Police missed three clues that could have stopped Sarah Everard’s murder
Sarah’s murder led to an outcry among British women, many of whom took to the streets to protest against the ongoing violence to women saying, ‘enough is enough’.
As her killer was revealed as a former police officer, the outrage grew and this week the media reported that three red flags revealed Wayne Couzens, who will be sentenced in September, was a danger to women, had been ignored. This caused even greater anguish that Sarah’s death could have been avoided if police had acted on them.
The Mail Online reported that further pressure is mounting on Met chief Dame Cressida Dick after it emerged bosses at Scotland Yard missed three crucial clues about killer cop Wayne Couzens that could have seen him kicked out of the force before he murdered Sarah Everard.
Couzens, who kidnapped, raped and murdered the marketing executive while she walked home from a friend's house in Clapham in March, was reported to bosses for allegedly slapping a female colleague's bottom at Bromley police station in 2018 - just weeks after he joined the force.
Shortly after starting at Bromley in South London, the married killer allegedly stopped a female motorist and said her tax and insurance were out of date before making a note of her address so he could later pull up outside her house and leer at her, the Sun on Sunday reports.
Couzens, whose former colleagues at the Civil Nuclear Constabulary allegedly nicknamed him 'The Rapist' because of how he is said to have made female colleagues uneasy, is also accused of parking his patrol car by schools so he could watch mothers and sixth formers.

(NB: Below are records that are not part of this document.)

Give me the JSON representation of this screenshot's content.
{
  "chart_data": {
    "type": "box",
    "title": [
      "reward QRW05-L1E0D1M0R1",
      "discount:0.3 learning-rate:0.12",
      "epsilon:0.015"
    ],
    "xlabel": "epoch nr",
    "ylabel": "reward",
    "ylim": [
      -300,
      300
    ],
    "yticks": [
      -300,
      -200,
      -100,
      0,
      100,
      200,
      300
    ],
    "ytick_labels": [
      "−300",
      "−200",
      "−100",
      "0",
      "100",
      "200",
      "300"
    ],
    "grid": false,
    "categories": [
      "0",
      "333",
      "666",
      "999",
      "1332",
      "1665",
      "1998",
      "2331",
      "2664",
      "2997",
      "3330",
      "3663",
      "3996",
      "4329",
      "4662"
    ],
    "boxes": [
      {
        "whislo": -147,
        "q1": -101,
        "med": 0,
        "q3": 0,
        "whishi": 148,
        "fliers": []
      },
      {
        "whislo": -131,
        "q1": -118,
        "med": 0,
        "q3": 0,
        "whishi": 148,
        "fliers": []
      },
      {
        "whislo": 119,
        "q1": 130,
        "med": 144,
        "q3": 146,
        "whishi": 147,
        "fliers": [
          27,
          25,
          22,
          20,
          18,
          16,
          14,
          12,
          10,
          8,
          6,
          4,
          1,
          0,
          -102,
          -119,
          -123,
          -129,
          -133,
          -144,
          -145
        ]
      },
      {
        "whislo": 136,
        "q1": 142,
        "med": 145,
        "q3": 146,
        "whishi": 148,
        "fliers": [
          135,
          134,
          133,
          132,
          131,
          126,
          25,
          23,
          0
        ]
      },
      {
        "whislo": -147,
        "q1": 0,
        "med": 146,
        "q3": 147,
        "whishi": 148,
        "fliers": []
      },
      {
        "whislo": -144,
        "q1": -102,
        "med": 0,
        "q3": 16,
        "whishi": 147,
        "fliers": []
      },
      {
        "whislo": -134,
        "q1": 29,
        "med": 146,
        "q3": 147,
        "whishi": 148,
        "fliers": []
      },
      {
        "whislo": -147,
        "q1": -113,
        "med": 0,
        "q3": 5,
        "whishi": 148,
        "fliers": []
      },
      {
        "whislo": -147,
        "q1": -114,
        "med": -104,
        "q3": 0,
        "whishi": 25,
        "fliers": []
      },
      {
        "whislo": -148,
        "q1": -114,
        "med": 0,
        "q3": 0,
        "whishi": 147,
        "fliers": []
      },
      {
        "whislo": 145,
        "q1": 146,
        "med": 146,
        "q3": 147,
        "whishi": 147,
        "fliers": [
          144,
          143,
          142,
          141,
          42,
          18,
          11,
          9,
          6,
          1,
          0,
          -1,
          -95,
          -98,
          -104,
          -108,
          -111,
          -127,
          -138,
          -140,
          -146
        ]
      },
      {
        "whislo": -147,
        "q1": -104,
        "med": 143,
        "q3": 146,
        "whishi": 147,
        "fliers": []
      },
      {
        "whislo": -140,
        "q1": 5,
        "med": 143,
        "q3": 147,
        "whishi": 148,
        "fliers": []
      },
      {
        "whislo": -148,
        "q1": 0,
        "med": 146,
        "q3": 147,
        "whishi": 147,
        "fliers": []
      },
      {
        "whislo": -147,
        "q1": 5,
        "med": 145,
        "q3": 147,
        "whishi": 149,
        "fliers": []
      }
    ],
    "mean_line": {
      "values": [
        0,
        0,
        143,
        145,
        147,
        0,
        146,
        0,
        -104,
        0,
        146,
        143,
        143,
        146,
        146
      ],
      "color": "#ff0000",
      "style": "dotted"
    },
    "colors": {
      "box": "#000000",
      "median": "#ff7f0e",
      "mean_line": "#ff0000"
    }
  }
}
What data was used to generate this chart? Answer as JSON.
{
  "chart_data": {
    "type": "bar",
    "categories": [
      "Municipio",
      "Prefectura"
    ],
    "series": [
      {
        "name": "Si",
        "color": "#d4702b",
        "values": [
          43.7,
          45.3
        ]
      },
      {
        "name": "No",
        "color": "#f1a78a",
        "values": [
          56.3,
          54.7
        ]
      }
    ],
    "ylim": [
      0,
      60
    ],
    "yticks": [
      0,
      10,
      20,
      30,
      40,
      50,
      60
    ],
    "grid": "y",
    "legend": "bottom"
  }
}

A Metropolitan Police spokesman told MailOnline that it has no record of the allegations being passed to the Directorate of Professional Standards and will assess any new allegation it receives 'appropriately'. The force previously told the Sun on Sunday: 'We are not able to respond to queries such as this while proceedings are ongoing.'
Last night it also emerged that police will be told to take offences such as indecent exposure and street harassment - what a Home Office source described to the Sunday Times as 'non-contact sexual offences' - more seriously in the wake of the murder.
The latest allegations are likely to heap pressure on Commissioner Dame Cressida to explain why Couzens was not kicked out of the force - and why he became an armed member of the elite Parliamentary and Diplomatic Protection squad at the time of Miss Everard's killing.